Trust & Security · Subprocessors

Subprocessors

FinCoreFlow runs on a small set of infrastructure providers, each chosen for compliance maturity. Their certifications are inherited at the infrastructure layer; ours are in progress. This page is the canonical list — bookmark it for procurement reviews.

Last updated: 2026-05-28

Database

Neon (PostgreSQL)

SOC 2 II (inherited)AES-256 at restTLS 1.3

EU region

Application hosting

Vercel

SOC 2 IIISO 27001GDPR DPA

Global edge · EU residency

Identity & email

Microsoft 365 (AWFi Group Oy)

ISO 27001SOC 2GDPR DPA

EU / EEA residency

Document storage

Azure Blob Storage

SOC 2ISO 27001GDPR DPA

EU region

OCR · tier-1

Azure Document Intelligence

SOC 2ISO 27001GDPR DPA

EU region

LLM · tier-2

OpenAI GPT-4o

SOC 2 IIAzure OpenAI EU parity — evaluating

US-based · EU parity targeted

Tier-2 note.
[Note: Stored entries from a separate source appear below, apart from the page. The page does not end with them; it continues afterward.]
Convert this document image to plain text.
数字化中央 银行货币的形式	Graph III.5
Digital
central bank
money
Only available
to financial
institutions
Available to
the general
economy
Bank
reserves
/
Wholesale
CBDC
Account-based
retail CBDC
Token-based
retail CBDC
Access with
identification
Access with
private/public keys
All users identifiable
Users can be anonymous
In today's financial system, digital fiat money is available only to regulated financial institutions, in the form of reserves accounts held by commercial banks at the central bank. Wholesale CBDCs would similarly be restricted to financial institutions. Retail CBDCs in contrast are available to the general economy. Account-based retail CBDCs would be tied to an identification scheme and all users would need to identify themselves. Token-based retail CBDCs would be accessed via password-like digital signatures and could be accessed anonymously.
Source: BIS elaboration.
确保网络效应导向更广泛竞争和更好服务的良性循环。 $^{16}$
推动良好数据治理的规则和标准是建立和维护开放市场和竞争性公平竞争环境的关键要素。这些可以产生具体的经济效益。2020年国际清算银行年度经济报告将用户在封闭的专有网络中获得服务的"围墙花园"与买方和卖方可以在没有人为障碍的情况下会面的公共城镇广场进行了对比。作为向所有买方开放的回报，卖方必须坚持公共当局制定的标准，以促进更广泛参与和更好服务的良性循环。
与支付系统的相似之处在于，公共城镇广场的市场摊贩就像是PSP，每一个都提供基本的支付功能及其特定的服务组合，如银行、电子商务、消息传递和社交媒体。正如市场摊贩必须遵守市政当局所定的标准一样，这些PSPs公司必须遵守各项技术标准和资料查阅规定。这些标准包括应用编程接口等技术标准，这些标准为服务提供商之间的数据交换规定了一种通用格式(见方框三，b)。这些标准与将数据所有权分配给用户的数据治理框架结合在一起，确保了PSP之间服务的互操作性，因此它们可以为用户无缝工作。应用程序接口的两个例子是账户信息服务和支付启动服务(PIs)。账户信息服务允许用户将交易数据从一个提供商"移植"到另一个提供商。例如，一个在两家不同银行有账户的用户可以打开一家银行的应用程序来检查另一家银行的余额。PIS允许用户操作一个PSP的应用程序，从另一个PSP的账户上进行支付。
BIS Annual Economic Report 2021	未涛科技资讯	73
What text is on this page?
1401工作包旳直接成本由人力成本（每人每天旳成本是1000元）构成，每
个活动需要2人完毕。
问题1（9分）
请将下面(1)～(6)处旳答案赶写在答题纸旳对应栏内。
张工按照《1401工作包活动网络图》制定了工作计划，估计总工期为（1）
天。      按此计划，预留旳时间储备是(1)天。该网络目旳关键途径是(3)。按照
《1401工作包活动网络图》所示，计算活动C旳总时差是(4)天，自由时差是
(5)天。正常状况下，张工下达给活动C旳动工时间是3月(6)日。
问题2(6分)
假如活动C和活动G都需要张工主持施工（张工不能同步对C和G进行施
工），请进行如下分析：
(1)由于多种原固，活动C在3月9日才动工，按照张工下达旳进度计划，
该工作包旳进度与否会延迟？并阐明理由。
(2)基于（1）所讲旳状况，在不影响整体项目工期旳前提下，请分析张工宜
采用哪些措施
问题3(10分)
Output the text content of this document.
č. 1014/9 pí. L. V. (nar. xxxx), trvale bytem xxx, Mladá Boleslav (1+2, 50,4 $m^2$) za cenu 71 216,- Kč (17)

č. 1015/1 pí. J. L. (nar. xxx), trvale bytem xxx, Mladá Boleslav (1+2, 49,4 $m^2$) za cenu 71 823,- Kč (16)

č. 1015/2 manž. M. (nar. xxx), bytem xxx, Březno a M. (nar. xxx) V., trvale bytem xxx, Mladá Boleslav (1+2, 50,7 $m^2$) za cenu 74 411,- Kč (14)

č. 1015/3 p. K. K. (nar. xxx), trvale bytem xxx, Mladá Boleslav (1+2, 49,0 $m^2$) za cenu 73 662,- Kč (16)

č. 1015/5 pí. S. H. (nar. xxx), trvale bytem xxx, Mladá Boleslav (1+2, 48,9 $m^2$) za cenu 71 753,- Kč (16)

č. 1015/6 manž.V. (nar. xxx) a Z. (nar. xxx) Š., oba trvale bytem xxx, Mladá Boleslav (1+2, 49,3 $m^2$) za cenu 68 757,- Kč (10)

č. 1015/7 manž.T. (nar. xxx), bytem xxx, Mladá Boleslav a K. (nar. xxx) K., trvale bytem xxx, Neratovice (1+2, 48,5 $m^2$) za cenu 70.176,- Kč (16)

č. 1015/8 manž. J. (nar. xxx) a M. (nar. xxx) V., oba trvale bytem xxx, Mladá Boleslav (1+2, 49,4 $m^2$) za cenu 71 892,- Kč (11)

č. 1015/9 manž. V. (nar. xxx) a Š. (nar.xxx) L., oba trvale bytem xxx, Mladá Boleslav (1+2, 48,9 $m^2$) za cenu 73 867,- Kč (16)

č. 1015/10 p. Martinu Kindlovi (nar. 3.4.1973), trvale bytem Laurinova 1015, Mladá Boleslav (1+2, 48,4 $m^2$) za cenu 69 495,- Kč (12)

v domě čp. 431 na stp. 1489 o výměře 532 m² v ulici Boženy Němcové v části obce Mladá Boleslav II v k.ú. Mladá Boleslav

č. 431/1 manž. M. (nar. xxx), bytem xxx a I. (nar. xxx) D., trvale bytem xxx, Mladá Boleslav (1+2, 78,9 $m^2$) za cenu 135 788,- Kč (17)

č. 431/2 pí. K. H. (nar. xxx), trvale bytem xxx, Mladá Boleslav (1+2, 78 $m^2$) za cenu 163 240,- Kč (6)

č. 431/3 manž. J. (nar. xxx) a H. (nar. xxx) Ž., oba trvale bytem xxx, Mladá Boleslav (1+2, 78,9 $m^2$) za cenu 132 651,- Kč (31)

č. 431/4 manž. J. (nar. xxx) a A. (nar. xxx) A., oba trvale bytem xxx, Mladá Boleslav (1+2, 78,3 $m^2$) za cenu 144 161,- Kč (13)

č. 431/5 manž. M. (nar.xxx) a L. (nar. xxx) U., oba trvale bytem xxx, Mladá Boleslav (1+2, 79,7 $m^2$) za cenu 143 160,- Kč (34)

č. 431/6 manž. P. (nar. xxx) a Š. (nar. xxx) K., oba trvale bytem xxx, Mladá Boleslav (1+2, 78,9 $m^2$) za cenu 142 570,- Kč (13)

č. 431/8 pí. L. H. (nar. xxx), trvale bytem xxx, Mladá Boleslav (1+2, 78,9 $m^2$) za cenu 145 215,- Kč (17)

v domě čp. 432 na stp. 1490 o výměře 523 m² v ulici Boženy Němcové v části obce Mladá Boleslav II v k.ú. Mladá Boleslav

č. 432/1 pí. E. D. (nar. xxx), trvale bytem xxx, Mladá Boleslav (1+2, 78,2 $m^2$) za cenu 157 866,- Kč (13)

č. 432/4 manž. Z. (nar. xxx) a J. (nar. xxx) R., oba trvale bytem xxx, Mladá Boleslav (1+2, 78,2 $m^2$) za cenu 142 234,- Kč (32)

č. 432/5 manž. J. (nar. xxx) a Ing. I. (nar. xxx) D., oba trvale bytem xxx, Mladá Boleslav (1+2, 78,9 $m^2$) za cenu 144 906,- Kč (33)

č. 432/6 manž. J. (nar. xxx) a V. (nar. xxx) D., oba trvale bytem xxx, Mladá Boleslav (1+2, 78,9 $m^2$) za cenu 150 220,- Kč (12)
Low-confidence documents fall back to OpenAI GPT-4o, which is US-based today. We are evaluating Azure OpenAI Service for full EU-regional residency parity, targeted before our SOC 2 Type I audit — stated plainly rather than implied.

Web & API security

  • TLS 1.3 everywhere, with HSTS
  • HttpOnly, Secure, SameSite session cookies
  • Signed inbound webhooks (HMAC); CSRF protection
  • Rate limiting on authentication paths
  • Multi-tenant isolation — every query scoped by tenant ID
  • Append-only audit logging on mutation events

Payments. No card data is stored or transmitted by FinCoreFlow systems today. Future payment processing will route through PCI-DSS-certified processors (Stripe or equivalent), with our own PCI scope minimized to SAQ-A territory.